Saturday

July 13, 2024

Agribusiness Biweekly Insight Report – Standard Bank

Field Crops

South Africa’s agricultural GDP rebounded by 13.5% quarter-on-quarter (q/q) in the first quarter of 2024 (Q1-2024), following a decline of -2.4% q/q in Q4-2023. In Q1-2024, the agricultural sector was primarily supported by higher production volumes in horticulture and livestock, and better terms of trade in horticulture as well as in field crops. In Q1-2024, South Africa’s agricultural sector recorded a positive trade balance with a trade surplus of US$1.4 billion, this was an increase of 20% year-on-year (y/y). The trade surplus was a result of a decline in agricultural imports coupled with higher exported volumes and prices of agricultural commodities. The Crop Estimates Committee (CEC) revised its summer crop production estimates for the current 2024/25 marketing year (MY). From the previous forecast, total maize production was revised downwards by 0.6% to 13.31 million tons, representing a decline of 19% y/y. Soya bean was estimated at 1.78 million tons, down by 1.9% from the previous forecast, while sunflower seed production was ramped up by 5.6% to 649 250 tons. The groundnut forecast was trimmed by 0.95% to 54 440 tons, and dry beans were also revised downwards by 3.6% to 52 190 tons. Sorghum was increased by 1.8% to 95 830 tons from the previous estimate.

Click here for the report: Field_Crops_Biweekly_Insights-Report.pdf (standardbank.co.za)

Livestock

Namibia recently lifted its ban on South African chicken imports following the outbreak of highly pathogenic avian influenza (HPAI) or bird flu in 2023. The outbreak took the domestic chicken industry by storm in 2023, and Namibia imposed an import ban on South African chicken in September 2023. The lifting of the ban is expected to provide a chance for the Namibian and South African poultry industries to work together to develop efficient biosecurity protocols and disease prevention measures. This comes after Namibia announced that the lifting of the ban would only be for chicken from biosecurity-certified chicken farms. The South African chicken industry is well organised, and it is known to have good biosecurity measures at the commercial level. Namibia is the largest export market (after Lesotho) of South African poultry products. Prior to the ban, Namibia was estimated to absorb close to 20% of South African chicken exports on average per annum.

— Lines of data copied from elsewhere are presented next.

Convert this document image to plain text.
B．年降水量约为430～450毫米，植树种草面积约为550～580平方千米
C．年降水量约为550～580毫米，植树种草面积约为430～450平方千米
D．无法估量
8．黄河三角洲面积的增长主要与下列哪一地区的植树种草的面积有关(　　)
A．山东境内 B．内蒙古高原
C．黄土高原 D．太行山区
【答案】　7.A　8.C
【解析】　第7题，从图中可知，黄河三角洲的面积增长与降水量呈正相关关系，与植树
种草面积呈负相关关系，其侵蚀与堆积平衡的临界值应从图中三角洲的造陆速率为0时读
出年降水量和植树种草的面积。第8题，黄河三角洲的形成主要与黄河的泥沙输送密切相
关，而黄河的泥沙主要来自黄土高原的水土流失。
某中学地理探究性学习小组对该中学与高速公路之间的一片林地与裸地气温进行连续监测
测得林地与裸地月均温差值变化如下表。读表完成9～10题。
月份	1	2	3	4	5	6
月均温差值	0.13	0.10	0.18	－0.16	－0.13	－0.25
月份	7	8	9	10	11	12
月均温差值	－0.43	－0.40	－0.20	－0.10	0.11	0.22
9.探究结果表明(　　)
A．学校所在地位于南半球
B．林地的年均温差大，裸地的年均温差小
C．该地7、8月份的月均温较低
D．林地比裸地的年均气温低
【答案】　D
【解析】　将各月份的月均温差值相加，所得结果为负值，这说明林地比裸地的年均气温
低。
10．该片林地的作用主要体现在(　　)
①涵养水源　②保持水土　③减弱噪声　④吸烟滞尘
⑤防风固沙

Namibia depends heavily on South African chicken imports as it is not self-sufficient in chicken production. This development is expected to boost local chicken prices which are currently under pressure.

Click here for the report: Livestock_Biweekly_Insights-Report.pdf (standardbank.co.za)

Horticulture

With the presence of Huanglongbing (HLB) or Asian citrus greening disease in the United States (US) and Brazil, the Citrus Growers’ Association of Southern Africa (CGA) had to debunk accusations of HLB being present in South Africa. The accusations came from the Spanish Citrus Management Committee (CGC) that misconstrued the Asian, African, and American strains of the greening disease as having the same level of virulence. The African form (Candidatus Liberibacter africanus) is much less severe and is more restricted geographically to some parts of Sub-Saharan Africa. The African form is also heat sensitive and its less severe symptoms are only produced under relatively cool conditions (20-24 °C). The more harmful Asian form (Candidatus Liberibacter asiaticus), commonly known as HLB develops under both cool and warm temperatures (up to 32 °C). The African strain was detected in the Eastern Cape and it was incorrectly reported by the media as being HLB. The South African Table Grape Association (SATI) reported that for the 2023/24 season, 73.5 million cartons (4.5 kg) were exported, an increase from the original export estimate of 73 million cartons due to a larger harvest from the Orange River region. The industry faced many logistical challenges once again, such as vessel delays, equipment failures, and high transportation costs, among others. These challenges resulted in higher fruit deterioration and port storage costs. The association express the need for dependable cold and logistical chains to ensure the industry’s sustainability in the future.